Panafrican News Agency

Botswana makes significant strides toward equal treatment of women under the law

Gaborone, Botswana (PANA) - Gender equality and women’s empowerment in Botswana has progressed over the past 20 years as the country made significant strides toward equal treatment of women under the law, the latest edition of the 2023 Women, Business and the Law (WBL) report has revealed.

These findings and the report were discussed in a workshop convened this wee by the World Bank in collaboration with the Government of Botswana, through the Ministry of Youth, Gender, Sport and Culture to commemorate International Women’s Day.

“Since the early 2000s, the average Women, Business and the Law score for Botswana has improved by more than 25 points, rising from 38.1 to 63.8,” said Marie Francoise Marie-Nelly, World Bank Country Director for Eswatini, Botswana, Lesotho, Namibia, and South Africa.

“Despite this progress, the latest edition of the report shows that the pace of legal reforms toward gender equality has slowed down in recent years, constituting a potential impediment to economic growth. More needs to be done to increase legal equality of opportunity for women around the world and in Botswana,” she pointed out.

For Botswana, this includes overcoming challenges associated with gender-based violence (GBV), voice and leadership, human capital development, and access to economic opportunities. The latest edition of the report shows that the country stands to improve indicators in the areas of mobility, workplace, pay, parenthood, entrepreneurship, and assets.

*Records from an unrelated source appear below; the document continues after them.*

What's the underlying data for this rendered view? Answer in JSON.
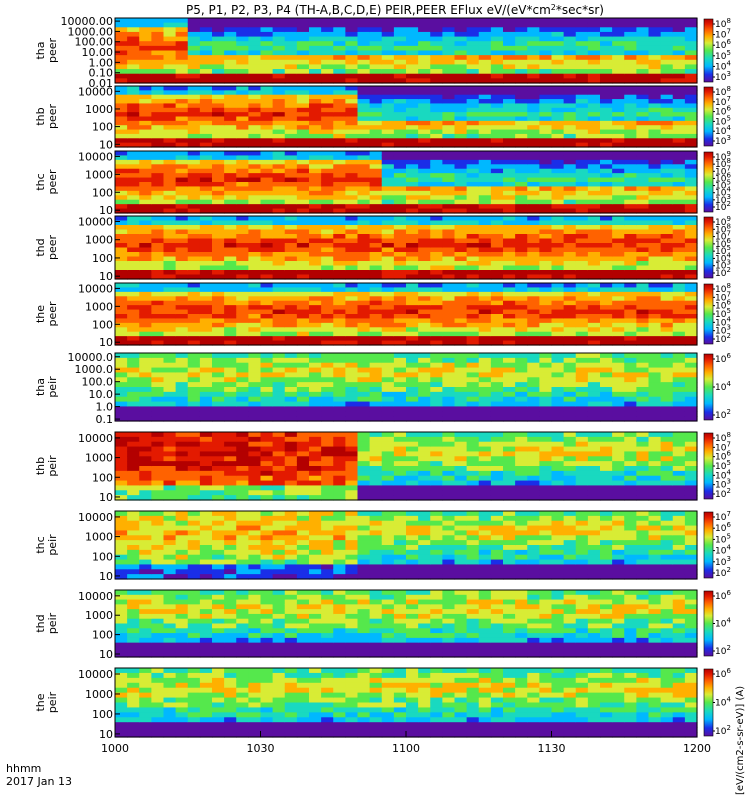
{
  "chart_data": {
    "type": "heatmap",
    "title": "P5, P1, P2, P3, P4 (TH-A,B,C,D,E) PEIR,PEER EFlux eV/(eV*cm",
    "title_sup": "2",
    "title_end": "*sec*sr)",
    "xaxis": {
      "ticks": [
        "1000",
        "1030",
        "1100",
        "1130",
        "1200"
      ],
      "row_label_1": "hhmm",
      "row_label_2": "2017 Jan 13"
    },
    "colorbar_unit_label": "[eV/(cm2-s-sr-eV)] (A)",
    "panels": [
      {
        "id": "tha-peer",
        "probe": "tha",
        "species": "peer",
        "yticks": [
          "10000.00",
          "1000.00",
          "100.00",
          "10.00",
          "1.00",
          "0.10",
          "0.01"
        ],
        "yrange": [
          0.01,
          20000
        ],
        "cbar_ticks": [
          "8",
          "7",
          "6",
          "5",
          "4",
          "3"
        ]
      },
      {
        "id": "thb-peer",
        "probe": "thb",
        "species": "peer",
        "yticks": [
          "10000",
          "1000",
          "100",
          "10"
        ],
        "yrange": [
          7,
          20000
        ],
        "cbar_ticks": [
          "8",
          "7",
          "6",
          "5",
          "4",
          "3"
        ]
      },
      {
        "id": "thc-peer",
        "probe": "thc",
        "species": "peer",
        "yticks": [
          "10000",
          "1000",
          "100",
          "10"
        ],
        "yrange": [
          7,
          20000
        ],
        "cbar_ticks": [
          "9",
          "8",
          "7",
          "6",
          "5",
          "4",
          "3",
          "2"
        ]
      },
      {
        "id": "thd-peer",
        "probe": "thd",
        "species": "peer",
        "yticks": [
          "10000",
          "1000",
          "100",
          "10"
        ],
        "yrange": [
          7,
          20000
        ],
        "cbar_ticks": [
          "9",
          "8",
          "7",
          "6",
          "5",
          "4",
          "3",
          "2"
        ]
      },
      {
        "id": "the-peer",
        "probe": "the",
        "species": "peer",
        "yticks": [
          "10000",
          "1000",
          "100",
          "10"
        ],
        "yrange": [
          7,
          20000
        ],
        "cbar_ticks": [
          "8",
          "7",
          "6",
          "5",
          "4",
          "3",
          "2"
        ]
      },
      {
        "id": "tha-peir",
        "probe": "tha",
        "species": "peir",
        "yticks": [
          "10000.0",
          "1000.0",
          "100.0",
          "10.0",
          "1.0",
          "0.1"
        ],
        "yrange": [
          0.07,
          20000
        ],
        "cbar_ticks": [
          "6",
          "4",
          "2"
        ]
      },
      {
        "id": "thb-peir",
        "probe": "thb",
        "species": "peir",
        "yticks": [
          "10000",
          "1000",
          "100",
          "10"
        ],
        "yrange": [
          7,
          20000
        ],
        "cbar_ticks": [
          "8",
          "7",
          "6",
          "5",
          "4",
          "3",
          "2"
        ]
      },
      {
        "id": "thc-peir",
        "probe": "thc",
        "species": "peir",
        "yticks": [
          "10000",
          "1000",
          "100",
          "10"
        ],
        "yrange": [
          7,
          20000
        ],
        "cbar_ticks": [
          "7",
          "6",
          "5",
          "4",
          "3",
          "2"
        ]
      },
      {
        "id": "thd-peir",
        "probe": "thd",
        "species": "peir",
        "yticks": [
          "10000",
          "1000",
          "100",
          "10"
        ],
        "yrange": [
          7,
          20000
        ],
        "cbar_ticks": [
          "6",
          "4",
          "2"
        ]
      },
      {
        "id": "the-peir",
        "probe": "the",
        "species": "peir",
        "yticks": [
          "10000",
          "1000",
          "100",
          "10"
        ],
        "yrange": [
          7,
          20000
        ],
        "cbar_ticks": [
          "6",
          "4",
          "2"
        ]
      }
    ],
    "colorscale": [
      "#5a0ea0",
      "#1a2ee8",
      "#00b8ff",
      "#19d9c0",
      "#55e84c",
      "#d8ec35",
      "#ffb000",
      "#ff6200",
      "#e31a00",
      "#b30000"
    ],
    "grid": false,
    "legend": "none"
  }
}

In addition to the report, the workshop was also a platform to discuss the World Bank’s partnership with the Government of Botswana to prepare a Gender Assessment of Botswana.

The assessment will provide (i) an overview of trends and patterns of gender equality in Botswana; (ii) analyze gender gaps in human endowments, economic opportunities, and voice and agency; and (iii) identify priority areas for action.

The assessment to be finalized by June 2023 will include an in-depth engagement with the government, civil society, development partners, private sector, and other in-country experts.

“It is time that we embrace the contribution of women at all levels of our development process for there is no doubt that their contribution is essential for sustainable development. The equal participation of women and girls should neither be secondary nor an afterthought,” said Tumiso Rakgare, Minister of Youth, Gender, Sport and Culture.

The 2023 WBL report is the ninth in a series of annual reports measuring the laws and regulations in eight areas related to women’s economic opportunity in 190 countries worldwide — mobility, workplace, pay, marriage, parenthood, entrepreneurship, assets, and pension.

The data provides measurable benchmarks for global progress toward legal gender equality.

Over the past two decades, Eastern and Southern Africa made significant progress toward gender equality. The latest WBL data shows that the region accounted for close to 20% of all reforms worldwide between 2003 and 2022.

This year, the report also includes the analysis of 53 years of reforms toward gender equality in the law, provides an insight into Botswana’s achievements, shares experiences from other countries, and highlights areas where further efforts are needed.